Economic data released last month was solidly robust, with manufacturing continuing its recent expansion, non-farm payrolls surging, initial unemployment insurance claims touching a 17-year low, and consumer confidence continuing to hit post-crisis highs. Even the Dallas Fed Manufacturing index outlook skyrocketed to 24.5. That measure is a diffusion index and indicates that a full 91% of respondents view business as improving or remaining the same – while only 8.7% suggested the economy slipped. To put that into perspective last year the measure bottomed at -35.8, when only 61% of respondents were looking for business to improve or remain stable.
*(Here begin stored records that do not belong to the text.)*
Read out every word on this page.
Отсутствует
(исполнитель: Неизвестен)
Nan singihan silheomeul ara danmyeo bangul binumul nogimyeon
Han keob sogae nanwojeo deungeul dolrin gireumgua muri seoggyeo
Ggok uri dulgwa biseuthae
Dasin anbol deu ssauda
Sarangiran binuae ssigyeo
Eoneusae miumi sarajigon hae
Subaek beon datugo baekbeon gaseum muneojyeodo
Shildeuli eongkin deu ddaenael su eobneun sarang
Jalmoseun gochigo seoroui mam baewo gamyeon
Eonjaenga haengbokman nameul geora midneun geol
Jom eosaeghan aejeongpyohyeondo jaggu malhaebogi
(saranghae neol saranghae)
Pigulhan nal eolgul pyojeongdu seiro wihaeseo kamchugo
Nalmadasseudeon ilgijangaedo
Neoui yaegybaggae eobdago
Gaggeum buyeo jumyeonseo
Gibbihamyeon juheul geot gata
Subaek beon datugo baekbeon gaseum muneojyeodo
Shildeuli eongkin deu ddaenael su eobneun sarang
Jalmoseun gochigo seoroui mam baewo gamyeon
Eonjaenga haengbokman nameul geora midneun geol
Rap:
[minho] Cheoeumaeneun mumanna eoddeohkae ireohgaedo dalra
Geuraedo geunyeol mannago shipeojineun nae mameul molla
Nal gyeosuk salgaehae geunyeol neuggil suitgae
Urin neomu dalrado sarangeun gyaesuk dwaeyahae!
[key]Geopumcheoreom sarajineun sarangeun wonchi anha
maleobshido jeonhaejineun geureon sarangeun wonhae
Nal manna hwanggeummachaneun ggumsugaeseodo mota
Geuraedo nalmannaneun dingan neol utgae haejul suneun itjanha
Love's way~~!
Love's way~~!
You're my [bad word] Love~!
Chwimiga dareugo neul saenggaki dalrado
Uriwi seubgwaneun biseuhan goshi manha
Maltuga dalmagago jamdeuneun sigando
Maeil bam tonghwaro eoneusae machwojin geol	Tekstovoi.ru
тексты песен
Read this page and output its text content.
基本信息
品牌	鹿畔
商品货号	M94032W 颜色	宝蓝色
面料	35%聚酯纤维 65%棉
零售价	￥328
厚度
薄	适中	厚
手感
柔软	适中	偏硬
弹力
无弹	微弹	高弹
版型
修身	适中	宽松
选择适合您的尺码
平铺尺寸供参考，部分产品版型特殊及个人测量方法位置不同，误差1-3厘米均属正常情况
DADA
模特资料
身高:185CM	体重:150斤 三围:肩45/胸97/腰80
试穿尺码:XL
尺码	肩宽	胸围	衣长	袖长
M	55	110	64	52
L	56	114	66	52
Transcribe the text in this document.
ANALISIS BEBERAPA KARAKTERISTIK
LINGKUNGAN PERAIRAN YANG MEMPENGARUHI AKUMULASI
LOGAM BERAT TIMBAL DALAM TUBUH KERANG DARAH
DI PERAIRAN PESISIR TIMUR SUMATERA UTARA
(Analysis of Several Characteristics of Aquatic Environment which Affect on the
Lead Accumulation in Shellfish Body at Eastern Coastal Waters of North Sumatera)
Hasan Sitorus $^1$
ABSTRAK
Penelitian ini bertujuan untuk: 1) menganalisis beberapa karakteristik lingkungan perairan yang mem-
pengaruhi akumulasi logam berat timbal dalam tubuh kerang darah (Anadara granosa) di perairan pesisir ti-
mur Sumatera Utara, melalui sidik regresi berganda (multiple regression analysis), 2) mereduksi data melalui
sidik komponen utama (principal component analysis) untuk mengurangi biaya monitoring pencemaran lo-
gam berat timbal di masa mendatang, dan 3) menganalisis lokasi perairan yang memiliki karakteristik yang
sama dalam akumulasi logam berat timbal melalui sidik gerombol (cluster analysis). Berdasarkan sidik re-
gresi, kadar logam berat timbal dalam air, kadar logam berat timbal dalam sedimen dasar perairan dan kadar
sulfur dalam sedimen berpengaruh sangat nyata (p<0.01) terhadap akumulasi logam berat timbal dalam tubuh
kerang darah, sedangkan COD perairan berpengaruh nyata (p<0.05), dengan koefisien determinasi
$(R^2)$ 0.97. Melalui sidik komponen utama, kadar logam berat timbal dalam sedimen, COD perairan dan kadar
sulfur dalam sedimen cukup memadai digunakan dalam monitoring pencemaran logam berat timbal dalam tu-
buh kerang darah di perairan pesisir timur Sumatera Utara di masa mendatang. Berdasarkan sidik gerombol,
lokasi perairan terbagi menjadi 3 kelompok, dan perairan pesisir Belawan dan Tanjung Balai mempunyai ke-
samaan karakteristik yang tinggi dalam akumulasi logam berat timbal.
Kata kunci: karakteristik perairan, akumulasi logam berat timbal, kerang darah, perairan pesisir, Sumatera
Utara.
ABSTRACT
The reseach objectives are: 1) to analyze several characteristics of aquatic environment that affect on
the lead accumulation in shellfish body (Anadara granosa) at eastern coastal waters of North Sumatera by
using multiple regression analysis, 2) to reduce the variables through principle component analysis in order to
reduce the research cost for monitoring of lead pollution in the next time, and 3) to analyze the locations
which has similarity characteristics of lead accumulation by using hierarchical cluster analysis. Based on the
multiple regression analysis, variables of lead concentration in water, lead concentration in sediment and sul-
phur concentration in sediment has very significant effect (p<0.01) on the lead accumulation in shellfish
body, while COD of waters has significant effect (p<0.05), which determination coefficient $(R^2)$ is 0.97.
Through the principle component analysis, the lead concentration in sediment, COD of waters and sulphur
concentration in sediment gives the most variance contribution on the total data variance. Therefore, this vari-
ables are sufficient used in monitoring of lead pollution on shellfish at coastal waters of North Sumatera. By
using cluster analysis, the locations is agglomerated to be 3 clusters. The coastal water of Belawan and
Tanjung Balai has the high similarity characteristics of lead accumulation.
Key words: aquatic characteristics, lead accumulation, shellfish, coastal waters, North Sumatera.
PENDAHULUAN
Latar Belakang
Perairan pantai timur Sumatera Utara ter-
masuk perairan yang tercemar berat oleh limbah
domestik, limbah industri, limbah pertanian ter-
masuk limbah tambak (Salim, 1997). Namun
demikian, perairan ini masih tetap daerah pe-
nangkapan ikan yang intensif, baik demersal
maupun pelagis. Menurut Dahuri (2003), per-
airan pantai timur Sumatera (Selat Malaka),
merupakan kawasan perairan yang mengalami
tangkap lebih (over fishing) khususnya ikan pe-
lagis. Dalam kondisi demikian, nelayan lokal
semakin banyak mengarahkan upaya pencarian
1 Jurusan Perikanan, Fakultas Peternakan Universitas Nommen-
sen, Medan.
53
That’s directly attributable to the improvement in energy prices over the last year and the impact they have on the region.
Also noteworthy during the month was the continued uptick in inflation. Headline CPI rose 2.5% compared to the same period last year, and CPI ex-food and energy, the so called core measure rose 2.3% over the same period. The core measure is significant in that it is a better representation of the trends in inflation.
The accelerating data seems to have been enough to convince the perpetually dovish Federal Reserve that monetary policy is way too accommodative. Over the course of the last three weeks, Fed speaker after Fed speaker have said that March was a “live” meeting and that Fed Funds target rate could be raised if economic data continued at the current pace. For further emphasis, they’ve all suggested that the markets should be prepared for a total of three rate hikes this year. Judging by valuation in the stock and bond prices, the capital markets seem skeptical of the hawkish talk. For February bond yields were modestly higher, while equity indices continued to soar. Similarly, the major foreign exchange pairs have been remarkably stable, despite the significant divergence in monetary policy in Europe, the United Kingdom, and Japan. The U.S. dollar has traded in a fairly narrow range since the rate hike, frustrating forecasters who predicted a much stronger “buck.” Many of those forecasters have based their targets on the expectation that negative interest rates in Europe would force Euro savers into the U.S. market. The problem with that thesis is that to do so, European investors inherit an equity-like risk to generate the approximately 1.5% U.S. deposits offer over the average European savings rate. As for the idea that a European investor could make a dollar denominated investment and hedge the currency exposure, that is flat wrong. The foreign exchange market is highly efficient at arbitraging away that advantage with the cost of the hedge wiping out nearly all the interest rate differential.
While it’s seems likely that there will be a rate hike at the March meeting, attention will quickly shift to the post meeting press conference and Chair Yellen’s comments on the pace of hikes going forward. If the board decides that an additional rate hike at the June meeting may be needed, she’ll need to articulate that possibility now. We get the sense that markets aren’t exactly prepared for such a discussion. Stock indices are trading close to record highs, buoyed by corporate buy backs and the seemingly insatiable appetite of price insensitive ETF buyers. Equally vulnerable is the bond market. With CPI at 2.50%, the 10-year U.S. Treasury note under normal circumstances would be yielding 4% to 4.5%, not the 2.5% that it offers today. The same goes for short term interest rates. The one year Treasury bill currently yields 98 basis points. That’s implying one rate hike and a small probability of a second. Working through the math, that security would underperform the market should the Fed raise rates three times. With so many “crowded” trades in the market, caution is warranted.